Hiding in plain sight are signs and logos of companies that bit the dust long ago. Either no one bothered to take them down—or they’re part of the building and can’t be removed.

Bickford’s is the old-school “lunchroom” chain that used to be all over New York from the 1920s to the 1960s. This one on Eighth Avenue in the 40s has been empty for years.

One of my favorites is this logo for the Fischer & Co. Pure Pork Products headquarters, a two-story building on Second Avenue at 118th Street.

I couldn’t find a trace of this company anywhere. The 2-story building now houses a dry cleaner.

“Tree-Mark Shoes” is carved into the facade of the building that now houses Bowery Ballroom, on Delancey Street.

The company moved in after World War II and spent the next three decades there, according to The Lower East Side Remembered and Revisited.

Peeling back layers of downtown store signs

September 26, 2009

When a shop goes out of business, there’s a short yet sweet window of time during which the defunct store’s sign is down . . . and the ghost sign from a long-ago shop becomes visible. For a few days to a few weeks, you get this tiny glimpse into the city’s recent past.
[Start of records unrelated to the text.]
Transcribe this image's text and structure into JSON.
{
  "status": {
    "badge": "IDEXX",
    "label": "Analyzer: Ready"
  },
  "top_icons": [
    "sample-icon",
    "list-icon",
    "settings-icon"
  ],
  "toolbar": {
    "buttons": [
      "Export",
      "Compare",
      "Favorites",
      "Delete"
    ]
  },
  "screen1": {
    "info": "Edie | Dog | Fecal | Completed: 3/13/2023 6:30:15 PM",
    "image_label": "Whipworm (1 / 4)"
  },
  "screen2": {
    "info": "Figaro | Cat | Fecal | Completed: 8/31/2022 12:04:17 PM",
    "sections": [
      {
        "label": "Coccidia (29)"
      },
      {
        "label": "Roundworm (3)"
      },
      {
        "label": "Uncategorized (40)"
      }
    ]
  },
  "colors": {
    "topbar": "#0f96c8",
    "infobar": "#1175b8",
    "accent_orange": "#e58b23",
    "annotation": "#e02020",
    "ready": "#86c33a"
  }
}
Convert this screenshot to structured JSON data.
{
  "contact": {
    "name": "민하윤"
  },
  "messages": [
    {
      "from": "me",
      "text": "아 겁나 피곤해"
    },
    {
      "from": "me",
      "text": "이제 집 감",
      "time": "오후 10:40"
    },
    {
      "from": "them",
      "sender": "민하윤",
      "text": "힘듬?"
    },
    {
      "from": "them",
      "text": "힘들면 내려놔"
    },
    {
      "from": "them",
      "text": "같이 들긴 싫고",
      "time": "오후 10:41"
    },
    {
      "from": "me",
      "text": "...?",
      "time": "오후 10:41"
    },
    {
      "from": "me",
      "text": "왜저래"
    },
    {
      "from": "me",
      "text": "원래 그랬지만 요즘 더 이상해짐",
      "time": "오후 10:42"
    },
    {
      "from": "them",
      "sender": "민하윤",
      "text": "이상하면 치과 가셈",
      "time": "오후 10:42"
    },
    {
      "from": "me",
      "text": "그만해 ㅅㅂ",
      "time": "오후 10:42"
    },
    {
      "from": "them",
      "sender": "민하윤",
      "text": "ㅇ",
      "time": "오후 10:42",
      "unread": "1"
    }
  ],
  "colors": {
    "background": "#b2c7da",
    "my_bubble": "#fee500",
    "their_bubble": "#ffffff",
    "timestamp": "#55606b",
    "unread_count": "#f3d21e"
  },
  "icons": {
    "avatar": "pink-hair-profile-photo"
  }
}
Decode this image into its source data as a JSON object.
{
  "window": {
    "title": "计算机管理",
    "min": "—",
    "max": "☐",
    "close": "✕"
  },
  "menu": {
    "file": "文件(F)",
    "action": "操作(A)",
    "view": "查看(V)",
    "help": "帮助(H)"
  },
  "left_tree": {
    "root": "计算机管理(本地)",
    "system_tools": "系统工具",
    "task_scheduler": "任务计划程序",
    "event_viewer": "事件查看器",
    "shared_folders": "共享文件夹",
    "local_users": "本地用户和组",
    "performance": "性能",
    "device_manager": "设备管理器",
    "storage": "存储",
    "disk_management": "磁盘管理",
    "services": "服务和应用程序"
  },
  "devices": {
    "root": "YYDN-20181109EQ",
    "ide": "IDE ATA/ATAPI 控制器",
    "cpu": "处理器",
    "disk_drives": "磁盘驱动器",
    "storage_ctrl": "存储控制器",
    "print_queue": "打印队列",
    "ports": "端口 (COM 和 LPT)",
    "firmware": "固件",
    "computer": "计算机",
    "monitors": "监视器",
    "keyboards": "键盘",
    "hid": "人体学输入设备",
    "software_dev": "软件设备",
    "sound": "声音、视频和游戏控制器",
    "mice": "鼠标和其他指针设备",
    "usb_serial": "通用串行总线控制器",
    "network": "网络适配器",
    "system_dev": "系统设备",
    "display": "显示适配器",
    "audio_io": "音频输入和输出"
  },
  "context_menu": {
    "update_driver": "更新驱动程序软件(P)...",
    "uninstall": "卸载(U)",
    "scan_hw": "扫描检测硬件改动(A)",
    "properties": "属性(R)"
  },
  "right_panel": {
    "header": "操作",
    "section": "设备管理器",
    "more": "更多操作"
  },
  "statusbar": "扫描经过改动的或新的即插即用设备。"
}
Like Reisman’s Ladieswear at 226 East 14th Street. Not too many signs advertise “cut rate” clothing anymore:


Lafayette French Pastry, on Bleecker Street in the West Village, looks like it was a charming place to get a chocolate eclair in the 1960s. They moved over to Greenwich Avenue and West 10th several years ago:


I wonder what Richman, at 300 Canal Street, sold:


If the sign advertised a product or service, we’ll never know; it’s hidden behind a red blotch.